The RIalpha subunit of cAMP-dependent protein kinase is maintained as an asymmetric dimer by a dimerization motif at the N terminus. Based on resistance to proteolysis and expression as a discrete domain in Escherichia coli, this motif is defined as residues 12-61. This motif is chemically, kinetically, and thermally stable. The two endogenous interchain disulfide bonds between Cys16 and Cys37 in RIalpha are extremely resistant to reduction even in 8 M urea, indicating that they are well shielded from the reducing environment of the cell. The disulfide bonds were present in recombinant RIalpha as well as when the dimerization domain alone was expressed in E. coli, emphasizing the unusual stability of this motif and the disulfide bonds. Although 100 mM dithiothreitol was sufficient to reduce the disulfide bonds, it did not abolish dimerization. In addition, a stable dimer also still formed when Cys37 was replaced with His, confirming unambiguously the original antiparallel alignment of the disulfide bonds. Thus, both in vitro and in vivo, disulfide bonds are not required for dimerization.
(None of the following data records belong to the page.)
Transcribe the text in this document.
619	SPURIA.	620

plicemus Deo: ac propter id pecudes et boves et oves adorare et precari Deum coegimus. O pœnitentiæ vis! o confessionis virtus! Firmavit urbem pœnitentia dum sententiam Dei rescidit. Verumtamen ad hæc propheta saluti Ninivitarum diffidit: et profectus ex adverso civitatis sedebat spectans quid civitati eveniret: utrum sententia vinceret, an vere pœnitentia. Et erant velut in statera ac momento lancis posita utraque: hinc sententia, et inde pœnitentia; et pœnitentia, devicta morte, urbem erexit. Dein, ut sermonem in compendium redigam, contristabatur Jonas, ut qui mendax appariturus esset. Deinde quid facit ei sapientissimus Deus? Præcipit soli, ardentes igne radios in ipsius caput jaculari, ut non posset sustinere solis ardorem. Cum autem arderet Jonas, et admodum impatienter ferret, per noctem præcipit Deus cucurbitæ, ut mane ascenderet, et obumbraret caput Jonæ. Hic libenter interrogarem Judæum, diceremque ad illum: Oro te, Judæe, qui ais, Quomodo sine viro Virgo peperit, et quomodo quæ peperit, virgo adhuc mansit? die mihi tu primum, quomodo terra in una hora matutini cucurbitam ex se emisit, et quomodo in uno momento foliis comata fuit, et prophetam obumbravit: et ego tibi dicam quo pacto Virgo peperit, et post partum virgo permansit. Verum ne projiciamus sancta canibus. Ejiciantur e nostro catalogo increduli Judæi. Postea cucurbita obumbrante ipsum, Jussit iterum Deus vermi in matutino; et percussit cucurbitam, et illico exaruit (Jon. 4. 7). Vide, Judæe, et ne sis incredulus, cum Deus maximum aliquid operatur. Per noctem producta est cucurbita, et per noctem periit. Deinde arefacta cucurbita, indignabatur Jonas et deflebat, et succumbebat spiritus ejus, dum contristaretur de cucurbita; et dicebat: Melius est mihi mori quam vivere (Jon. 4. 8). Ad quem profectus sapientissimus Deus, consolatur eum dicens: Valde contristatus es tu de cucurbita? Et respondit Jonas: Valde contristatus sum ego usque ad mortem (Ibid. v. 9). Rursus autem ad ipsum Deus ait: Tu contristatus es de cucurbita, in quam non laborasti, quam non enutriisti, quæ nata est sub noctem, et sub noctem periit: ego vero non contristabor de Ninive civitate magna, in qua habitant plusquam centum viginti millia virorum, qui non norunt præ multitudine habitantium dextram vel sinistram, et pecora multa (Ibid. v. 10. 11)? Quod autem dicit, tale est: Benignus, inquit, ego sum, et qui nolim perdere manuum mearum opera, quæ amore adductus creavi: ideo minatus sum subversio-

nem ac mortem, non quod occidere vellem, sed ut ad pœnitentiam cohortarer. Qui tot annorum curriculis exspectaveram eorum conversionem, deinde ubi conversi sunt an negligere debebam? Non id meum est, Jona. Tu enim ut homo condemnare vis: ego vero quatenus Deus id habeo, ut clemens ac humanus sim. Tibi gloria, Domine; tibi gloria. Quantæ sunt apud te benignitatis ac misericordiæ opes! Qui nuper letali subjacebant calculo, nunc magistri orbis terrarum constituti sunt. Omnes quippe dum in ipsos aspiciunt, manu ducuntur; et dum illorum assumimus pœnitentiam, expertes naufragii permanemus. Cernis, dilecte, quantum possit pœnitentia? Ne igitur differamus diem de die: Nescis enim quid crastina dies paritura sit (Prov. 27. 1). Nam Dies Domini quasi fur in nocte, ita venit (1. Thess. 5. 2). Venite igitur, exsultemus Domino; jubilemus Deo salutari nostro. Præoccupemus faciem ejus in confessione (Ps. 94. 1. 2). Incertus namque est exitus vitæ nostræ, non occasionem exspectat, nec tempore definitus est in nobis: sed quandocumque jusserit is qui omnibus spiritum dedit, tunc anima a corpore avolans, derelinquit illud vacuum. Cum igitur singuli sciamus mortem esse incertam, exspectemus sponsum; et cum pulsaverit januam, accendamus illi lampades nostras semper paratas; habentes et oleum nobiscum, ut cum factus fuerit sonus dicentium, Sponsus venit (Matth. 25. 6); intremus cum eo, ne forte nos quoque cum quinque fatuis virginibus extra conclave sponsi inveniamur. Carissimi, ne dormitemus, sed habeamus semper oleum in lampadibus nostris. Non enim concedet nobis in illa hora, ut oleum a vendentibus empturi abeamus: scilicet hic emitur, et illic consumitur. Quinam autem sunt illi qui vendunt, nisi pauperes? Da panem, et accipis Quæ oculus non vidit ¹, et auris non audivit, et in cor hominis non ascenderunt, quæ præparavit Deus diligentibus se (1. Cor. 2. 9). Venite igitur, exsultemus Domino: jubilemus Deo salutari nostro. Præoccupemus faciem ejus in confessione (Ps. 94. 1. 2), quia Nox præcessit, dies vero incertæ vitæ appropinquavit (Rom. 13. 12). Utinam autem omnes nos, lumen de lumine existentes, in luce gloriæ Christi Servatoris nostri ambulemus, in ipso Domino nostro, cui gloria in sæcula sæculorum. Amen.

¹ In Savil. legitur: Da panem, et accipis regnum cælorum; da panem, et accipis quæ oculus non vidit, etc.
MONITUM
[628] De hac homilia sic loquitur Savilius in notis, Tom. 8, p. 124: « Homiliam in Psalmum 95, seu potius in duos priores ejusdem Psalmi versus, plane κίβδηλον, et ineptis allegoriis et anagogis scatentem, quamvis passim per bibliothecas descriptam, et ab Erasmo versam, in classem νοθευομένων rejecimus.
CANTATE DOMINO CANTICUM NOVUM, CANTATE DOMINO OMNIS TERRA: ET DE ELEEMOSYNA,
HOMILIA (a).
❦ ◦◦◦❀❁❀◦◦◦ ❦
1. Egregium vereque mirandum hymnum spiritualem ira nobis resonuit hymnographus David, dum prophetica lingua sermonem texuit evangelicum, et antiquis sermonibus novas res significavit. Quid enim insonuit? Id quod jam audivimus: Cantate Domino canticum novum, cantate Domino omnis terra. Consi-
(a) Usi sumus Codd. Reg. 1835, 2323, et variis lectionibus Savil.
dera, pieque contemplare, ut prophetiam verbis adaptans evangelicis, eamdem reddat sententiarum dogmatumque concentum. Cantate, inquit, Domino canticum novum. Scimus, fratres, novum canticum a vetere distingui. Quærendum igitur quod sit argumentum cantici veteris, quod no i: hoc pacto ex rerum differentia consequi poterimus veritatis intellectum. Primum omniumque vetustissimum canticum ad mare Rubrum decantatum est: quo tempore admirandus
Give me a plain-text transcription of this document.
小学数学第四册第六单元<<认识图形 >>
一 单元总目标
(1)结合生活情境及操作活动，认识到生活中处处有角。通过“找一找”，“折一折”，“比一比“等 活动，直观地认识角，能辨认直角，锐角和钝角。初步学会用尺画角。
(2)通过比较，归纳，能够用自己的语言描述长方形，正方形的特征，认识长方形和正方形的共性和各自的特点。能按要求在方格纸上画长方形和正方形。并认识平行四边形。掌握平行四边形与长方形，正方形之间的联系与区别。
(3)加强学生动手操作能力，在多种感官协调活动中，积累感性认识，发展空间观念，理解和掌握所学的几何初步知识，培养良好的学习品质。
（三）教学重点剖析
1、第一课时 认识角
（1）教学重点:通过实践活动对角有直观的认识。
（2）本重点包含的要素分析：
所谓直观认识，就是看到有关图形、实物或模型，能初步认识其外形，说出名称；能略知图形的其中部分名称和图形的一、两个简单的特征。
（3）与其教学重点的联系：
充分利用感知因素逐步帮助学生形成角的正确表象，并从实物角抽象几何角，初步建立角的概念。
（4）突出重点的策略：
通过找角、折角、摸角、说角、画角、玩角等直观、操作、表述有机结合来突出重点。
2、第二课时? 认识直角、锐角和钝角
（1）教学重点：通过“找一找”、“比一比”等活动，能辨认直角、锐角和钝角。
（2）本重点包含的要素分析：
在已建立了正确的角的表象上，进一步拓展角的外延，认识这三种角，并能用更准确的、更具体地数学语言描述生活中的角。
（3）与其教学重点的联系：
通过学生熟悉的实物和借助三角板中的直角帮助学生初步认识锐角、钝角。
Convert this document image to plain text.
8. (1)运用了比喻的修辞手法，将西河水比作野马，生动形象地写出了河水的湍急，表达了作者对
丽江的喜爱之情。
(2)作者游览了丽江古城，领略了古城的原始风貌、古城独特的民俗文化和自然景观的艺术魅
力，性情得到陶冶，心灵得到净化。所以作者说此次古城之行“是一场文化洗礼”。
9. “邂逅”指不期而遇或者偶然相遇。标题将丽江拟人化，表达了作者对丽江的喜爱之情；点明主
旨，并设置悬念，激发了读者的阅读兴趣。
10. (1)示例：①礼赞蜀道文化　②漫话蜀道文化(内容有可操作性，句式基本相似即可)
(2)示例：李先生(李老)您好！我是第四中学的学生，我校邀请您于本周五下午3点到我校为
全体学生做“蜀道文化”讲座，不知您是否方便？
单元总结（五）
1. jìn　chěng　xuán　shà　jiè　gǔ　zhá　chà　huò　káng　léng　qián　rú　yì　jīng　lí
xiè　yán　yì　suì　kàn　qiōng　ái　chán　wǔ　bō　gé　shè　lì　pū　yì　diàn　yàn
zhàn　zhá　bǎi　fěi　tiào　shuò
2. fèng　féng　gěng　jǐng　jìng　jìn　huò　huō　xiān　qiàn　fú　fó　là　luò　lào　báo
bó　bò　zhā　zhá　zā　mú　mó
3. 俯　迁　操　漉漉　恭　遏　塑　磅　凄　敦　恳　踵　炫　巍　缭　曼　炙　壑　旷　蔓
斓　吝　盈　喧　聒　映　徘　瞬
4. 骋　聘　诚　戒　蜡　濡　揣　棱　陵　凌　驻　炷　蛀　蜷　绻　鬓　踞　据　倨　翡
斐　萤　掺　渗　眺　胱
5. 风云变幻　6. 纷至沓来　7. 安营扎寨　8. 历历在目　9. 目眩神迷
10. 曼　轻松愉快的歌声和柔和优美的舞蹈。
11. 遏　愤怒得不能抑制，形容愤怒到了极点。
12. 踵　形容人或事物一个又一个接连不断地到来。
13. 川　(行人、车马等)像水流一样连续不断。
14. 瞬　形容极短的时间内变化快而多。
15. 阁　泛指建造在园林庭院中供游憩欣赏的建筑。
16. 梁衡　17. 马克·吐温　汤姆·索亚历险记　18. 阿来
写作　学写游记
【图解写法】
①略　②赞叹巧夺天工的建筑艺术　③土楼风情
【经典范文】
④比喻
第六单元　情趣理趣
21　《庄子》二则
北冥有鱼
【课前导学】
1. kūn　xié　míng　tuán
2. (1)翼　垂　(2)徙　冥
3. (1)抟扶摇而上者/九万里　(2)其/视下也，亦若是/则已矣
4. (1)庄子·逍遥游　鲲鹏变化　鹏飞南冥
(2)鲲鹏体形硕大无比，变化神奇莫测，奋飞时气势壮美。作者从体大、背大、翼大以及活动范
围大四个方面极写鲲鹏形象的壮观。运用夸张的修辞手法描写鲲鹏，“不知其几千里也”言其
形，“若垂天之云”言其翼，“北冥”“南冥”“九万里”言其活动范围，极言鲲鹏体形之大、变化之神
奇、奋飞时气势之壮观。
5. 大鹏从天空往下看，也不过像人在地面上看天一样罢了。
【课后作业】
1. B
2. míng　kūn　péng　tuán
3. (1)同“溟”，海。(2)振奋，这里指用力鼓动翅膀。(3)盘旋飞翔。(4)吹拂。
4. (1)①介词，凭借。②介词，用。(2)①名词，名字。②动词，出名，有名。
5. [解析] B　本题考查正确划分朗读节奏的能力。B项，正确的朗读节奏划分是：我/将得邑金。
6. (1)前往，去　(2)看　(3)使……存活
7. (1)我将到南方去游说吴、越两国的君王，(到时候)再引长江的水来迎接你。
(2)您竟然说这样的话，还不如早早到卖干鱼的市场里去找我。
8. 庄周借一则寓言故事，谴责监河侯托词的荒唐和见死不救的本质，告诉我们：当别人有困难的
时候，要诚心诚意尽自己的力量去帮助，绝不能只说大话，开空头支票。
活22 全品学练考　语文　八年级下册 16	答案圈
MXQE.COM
Circular dichroism of the dimerization domain indicated a high content of a thermostable alpha-helix. Based on the CD data, trypsin resistance of the fragment, location of the disulfide bonds, and amphipathic helix predictions, potential models are discussed. A new alignment of the dimerization domains of RI, RII, and cGMP-dependent protein kinase elucidates fundamental similarities as well as significant differences among these three domains.